As I’ve said before, I hope the actor playing Patrick is hot and that the character isn’t too stupid...not much to ask for, surely.
Emily chasing desperately up some stairs for Jack was deliberately bookending the episode, I suppose. As we had a blood-spattered Daniel, one main character dead already and Aiden’s status undetermined, it was good that they didn’t have another bullet shot. Also, while Jack has got to a very revenge-y place, he had enough sense of justice to kill Victoria (although her pushing Amanda off the balcony has always been brushed over!). Yes, this ep has set up how very evil Conrad was, but if they’ve held back from having Emily kill, they were bound to with Jack. ANYway, having the drama circle around the reveal, which yes, he’s always known worked for me.
I also LOVE that she is the protective one for him and that, unlike Aiden, that protection doesn’t ignore taking away his agency.
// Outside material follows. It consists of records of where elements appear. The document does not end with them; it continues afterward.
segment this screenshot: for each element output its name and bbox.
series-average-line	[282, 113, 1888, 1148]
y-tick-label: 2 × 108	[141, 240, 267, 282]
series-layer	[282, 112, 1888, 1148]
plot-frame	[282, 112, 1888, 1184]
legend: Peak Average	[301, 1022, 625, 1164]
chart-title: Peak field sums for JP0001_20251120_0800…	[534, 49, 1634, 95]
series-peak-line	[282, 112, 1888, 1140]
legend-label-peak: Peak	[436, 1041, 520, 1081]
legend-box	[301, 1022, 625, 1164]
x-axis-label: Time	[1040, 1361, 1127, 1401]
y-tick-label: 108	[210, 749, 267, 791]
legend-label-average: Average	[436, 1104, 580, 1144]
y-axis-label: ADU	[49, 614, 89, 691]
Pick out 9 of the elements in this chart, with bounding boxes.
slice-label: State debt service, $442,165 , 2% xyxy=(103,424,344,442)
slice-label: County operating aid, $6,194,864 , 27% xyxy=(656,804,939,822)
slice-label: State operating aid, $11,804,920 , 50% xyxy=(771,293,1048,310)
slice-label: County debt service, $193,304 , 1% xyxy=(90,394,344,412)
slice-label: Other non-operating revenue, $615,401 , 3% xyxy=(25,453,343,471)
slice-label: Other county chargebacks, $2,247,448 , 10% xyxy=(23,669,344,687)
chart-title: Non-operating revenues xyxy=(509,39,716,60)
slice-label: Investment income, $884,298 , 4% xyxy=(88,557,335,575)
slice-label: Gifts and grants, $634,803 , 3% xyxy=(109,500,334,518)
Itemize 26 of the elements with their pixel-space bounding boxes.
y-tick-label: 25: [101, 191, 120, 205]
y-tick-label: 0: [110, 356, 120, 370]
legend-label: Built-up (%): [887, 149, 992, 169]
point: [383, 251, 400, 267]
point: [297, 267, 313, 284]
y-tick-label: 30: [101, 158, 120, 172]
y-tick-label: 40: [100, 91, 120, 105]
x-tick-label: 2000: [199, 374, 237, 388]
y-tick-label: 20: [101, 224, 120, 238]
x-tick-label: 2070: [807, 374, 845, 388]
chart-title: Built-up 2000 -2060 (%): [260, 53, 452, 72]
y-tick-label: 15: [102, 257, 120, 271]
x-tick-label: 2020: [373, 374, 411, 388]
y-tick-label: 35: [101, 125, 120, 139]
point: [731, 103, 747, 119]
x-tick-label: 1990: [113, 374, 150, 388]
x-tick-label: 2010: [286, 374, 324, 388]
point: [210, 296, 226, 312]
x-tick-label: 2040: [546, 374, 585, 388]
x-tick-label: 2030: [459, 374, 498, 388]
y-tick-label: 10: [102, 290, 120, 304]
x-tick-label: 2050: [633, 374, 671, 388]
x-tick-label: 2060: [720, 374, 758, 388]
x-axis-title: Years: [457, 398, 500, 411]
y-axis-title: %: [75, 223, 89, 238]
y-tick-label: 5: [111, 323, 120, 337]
Well, apart from lying to him until now, but that’s part of a greater deception. It’s not the irritating behaviour shown even in the encounter with Daniel.
And I loved the idea of Nolan seeing Jack as a brother, as part of his family of choice, which, thanks to David, includes Emily. I look forward to Emily and Jack rescuing him. I also want to spend this summer wallowing in shippiness that the reality of the exigencies of the next season with smash.